Personal information
- Born: 3 January 1909 Lichterfelde (Berlin), Kingdom of Prussia
- Died: 22 October 1975 (aged 66) Darmstadt, Germany
- Occupation: athletics competitor
- Spouse: Hermann Engelhard

Sport
- Event: 80 metres hurdles

Medal record
Representing Germany
1934 Women's World Games
| Gold medal – first place | 80 metres hurdles |  |

= Ruth Engelhard =

German athletics competitor (1909–1975)

Ruth Engelhard, formerly Ruth Becker (born 3 January 1909, in Lichterfeld – died 22 October 1975, in Darmstadt), was a German track and field athlete and a successful 80 metres hurdler in the 1930s.

== Career ==
At the 1934 Women's World Games on 11 August 1934, in London, she won the 80 metres hurdles in 11.6 seconds, improving the existing world record by one tenth of a second.This record was set under the auspices of the International Women's Sports Federation (FSFI), which organized the Women's World Games separately from the IAAF; this may explain its absence from some later IAAF-focused world record progression lists.
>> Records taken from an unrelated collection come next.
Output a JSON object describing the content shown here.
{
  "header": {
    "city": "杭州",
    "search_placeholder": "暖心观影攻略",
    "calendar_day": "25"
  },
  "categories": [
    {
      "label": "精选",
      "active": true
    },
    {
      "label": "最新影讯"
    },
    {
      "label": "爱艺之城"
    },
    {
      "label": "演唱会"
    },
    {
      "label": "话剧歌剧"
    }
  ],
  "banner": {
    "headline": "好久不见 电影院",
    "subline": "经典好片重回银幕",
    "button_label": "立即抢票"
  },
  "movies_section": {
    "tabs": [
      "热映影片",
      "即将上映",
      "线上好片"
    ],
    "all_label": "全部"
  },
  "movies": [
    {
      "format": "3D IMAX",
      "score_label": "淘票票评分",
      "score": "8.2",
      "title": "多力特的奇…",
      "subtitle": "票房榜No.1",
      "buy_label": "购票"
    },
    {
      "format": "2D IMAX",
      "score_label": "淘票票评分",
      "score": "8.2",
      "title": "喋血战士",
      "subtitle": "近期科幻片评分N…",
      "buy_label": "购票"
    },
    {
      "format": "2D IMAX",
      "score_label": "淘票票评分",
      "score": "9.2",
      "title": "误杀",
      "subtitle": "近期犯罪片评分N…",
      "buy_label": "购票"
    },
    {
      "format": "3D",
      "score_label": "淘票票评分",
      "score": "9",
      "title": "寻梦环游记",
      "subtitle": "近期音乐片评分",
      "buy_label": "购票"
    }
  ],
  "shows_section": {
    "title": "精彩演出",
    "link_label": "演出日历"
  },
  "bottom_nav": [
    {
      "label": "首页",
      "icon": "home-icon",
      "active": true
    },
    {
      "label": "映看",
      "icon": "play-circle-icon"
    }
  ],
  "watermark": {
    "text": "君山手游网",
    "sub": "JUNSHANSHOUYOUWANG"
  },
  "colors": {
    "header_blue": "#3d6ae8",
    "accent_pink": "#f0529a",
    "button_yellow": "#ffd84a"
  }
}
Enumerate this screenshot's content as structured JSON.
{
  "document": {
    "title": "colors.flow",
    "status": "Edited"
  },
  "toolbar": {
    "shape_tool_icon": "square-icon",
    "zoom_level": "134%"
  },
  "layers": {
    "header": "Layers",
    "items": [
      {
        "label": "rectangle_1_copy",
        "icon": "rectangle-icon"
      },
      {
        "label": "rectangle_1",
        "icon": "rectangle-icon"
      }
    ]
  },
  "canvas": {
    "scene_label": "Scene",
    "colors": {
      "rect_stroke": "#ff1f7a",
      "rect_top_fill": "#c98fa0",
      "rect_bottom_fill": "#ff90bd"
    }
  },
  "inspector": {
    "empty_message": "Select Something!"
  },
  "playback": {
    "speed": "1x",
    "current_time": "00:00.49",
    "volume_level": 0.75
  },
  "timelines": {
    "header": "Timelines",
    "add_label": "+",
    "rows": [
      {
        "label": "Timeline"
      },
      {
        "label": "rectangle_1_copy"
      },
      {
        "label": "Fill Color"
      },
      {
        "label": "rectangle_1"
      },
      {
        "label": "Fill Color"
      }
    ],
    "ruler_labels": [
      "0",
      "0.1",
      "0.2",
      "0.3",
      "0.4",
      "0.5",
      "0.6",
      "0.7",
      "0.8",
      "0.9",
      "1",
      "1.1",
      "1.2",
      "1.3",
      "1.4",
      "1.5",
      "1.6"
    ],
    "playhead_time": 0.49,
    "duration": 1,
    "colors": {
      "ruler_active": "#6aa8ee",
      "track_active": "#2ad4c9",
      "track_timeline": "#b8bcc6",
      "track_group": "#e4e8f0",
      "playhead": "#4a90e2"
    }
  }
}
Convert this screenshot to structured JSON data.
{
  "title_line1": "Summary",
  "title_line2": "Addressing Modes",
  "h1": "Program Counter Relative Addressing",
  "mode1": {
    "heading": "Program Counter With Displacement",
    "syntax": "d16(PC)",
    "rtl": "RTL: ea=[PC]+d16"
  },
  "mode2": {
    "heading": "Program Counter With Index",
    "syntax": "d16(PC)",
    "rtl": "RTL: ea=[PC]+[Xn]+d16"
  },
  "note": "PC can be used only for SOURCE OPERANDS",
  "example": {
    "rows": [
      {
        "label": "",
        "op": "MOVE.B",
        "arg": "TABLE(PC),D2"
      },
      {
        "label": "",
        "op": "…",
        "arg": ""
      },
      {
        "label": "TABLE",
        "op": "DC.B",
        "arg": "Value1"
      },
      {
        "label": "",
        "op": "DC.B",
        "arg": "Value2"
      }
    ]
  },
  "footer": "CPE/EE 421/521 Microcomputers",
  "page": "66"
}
She was also involved in two world records in relay race: on 20 July 1929 she achieved a time of 2:05.3 minutes in the 10 × 100 metres relay. On 26 June 1932, the German national relay team set a world record of 1:45.8 minutes in the 4 × 200 metres relay in Neuhausen. She won four German championships: three times in the 80-meter relay (1929, 1933, and 1934) and once with the 4x100-meter relay team of SV Siemens Berlin in 1934.

She had been married since 1932 to Hermann Engelhard (1903–1984), a track and field athlete and two-time medalist at the 1928 Olympic Games.